BACKGROUND: A greater incidence of persistent pain after inguinal herniorrhaphy is suspected with the open mesh procedure than with laparoscopy (transabdominal preperitoneal), but the involvement of neuropathy needs to be clarified. METHODS: We examined the cumulative incidence of neuropathic persistent pain, defined as self-report of pain at the surgical site with neuropathic aspects, within 6 months after surgery in 2 prospective subcohorts of a multicentre study.

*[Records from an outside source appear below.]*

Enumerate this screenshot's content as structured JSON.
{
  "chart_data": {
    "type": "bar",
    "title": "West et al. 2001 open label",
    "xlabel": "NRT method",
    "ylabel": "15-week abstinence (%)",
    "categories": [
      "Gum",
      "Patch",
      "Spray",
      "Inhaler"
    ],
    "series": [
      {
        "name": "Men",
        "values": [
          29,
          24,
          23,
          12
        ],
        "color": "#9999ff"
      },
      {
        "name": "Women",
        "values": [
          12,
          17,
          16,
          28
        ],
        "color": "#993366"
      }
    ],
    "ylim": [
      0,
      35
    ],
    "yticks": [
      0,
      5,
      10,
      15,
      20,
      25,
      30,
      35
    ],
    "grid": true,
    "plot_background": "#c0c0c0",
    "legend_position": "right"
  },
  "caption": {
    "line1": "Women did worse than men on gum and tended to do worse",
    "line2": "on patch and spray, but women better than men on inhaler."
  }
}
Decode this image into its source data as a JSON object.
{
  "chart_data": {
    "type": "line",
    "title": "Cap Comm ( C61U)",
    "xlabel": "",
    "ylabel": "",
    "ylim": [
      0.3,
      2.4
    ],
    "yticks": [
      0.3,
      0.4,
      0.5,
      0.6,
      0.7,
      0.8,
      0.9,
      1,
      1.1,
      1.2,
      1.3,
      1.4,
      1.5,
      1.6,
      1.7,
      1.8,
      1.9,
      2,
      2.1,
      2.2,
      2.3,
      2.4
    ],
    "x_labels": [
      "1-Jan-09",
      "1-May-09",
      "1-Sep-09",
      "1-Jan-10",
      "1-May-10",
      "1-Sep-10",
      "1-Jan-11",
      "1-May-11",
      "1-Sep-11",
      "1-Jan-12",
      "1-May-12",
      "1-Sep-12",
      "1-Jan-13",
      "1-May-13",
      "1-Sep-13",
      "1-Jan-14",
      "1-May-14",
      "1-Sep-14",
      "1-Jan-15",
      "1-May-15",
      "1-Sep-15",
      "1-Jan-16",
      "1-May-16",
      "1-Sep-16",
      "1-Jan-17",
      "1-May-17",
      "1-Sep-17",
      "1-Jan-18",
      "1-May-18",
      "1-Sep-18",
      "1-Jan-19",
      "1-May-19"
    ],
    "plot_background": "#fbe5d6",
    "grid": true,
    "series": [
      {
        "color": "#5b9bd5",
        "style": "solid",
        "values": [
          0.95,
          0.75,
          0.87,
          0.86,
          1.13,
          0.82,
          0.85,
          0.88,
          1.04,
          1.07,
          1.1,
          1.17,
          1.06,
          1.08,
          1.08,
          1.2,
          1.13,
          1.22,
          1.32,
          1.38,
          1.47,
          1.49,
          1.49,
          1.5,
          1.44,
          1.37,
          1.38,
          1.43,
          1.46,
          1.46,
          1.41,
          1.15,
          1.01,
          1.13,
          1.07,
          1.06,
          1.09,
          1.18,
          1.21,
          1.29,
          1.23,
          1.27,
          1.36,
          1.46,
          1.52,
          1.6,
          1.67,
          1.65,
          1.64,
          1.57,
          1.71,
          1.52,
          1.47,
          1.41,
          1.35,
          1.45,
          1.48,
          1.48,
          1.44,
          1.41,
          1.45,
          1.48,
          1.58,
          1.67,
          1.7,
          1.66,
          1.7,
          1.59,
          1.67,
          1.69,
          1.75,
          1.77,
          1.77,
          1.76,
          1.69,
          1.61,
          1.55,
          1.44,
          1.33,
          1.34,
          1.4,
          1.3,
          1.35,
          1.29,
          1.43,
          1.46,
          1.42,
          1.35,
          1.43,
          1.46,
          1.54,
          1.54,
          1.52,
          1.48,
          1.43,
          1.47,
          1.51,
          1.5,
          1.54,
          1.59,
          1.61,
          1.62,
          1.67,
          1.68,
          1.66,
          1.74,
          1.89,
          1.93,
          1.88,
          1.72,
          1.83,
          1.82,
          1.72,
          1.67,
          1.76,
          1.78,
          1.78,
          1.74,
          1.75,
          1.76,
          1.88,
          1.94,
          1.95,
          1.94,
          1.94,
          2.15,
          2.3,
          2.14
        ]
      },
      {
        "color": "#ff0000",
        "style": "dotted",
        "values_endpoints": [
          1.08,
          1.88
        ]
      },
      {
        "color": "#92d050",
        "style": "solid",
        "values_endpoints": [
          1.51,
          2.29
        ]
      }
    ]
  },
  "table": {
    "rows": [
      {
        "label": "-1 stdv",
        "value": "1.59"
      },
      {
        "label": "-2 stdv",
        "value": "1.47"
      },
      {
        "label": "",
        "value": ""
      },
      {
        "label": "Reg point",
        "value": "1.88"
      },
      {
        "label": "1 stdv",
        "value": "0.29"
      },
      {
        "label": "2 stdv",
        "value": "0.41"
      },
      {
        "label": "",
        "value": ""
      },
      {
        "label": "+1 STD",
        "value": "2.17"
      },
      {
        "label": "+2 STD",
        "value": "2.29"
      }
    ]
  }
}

We compared open mesh with laparoscopy using different analysis, including a propensity-matched analysis with the propensity score built from a multivariable analysis using a generalized linear model. RESULTS: Considering the full patient sample (242 open mesh v. 126 laparoscopy), the raw odds ratio for neuropathic persistent pain after inguinal herniorrhaphy was 4.3. It reached 6.8 with the propensity-matched analysis conducted on pooled subgroups of 194 patients undergoing open mesh and 125 undergoing laparoscopy (95% confidence interval 1.5-30.4, p = 0.012). A risk factor analysis of these pooled subgroups revealed that history of peripheral neuropathy was an independent risk factor for persistent neuropathic pain, while older age was protective. CONCLUSION: We found a greater risk of persistent pain with open mesh than with laparoscopy that may be explained by direct or indirect lesion of nerve terminations. Strategies to identify and preserve nerve terminations with the open mesh procedure are needed.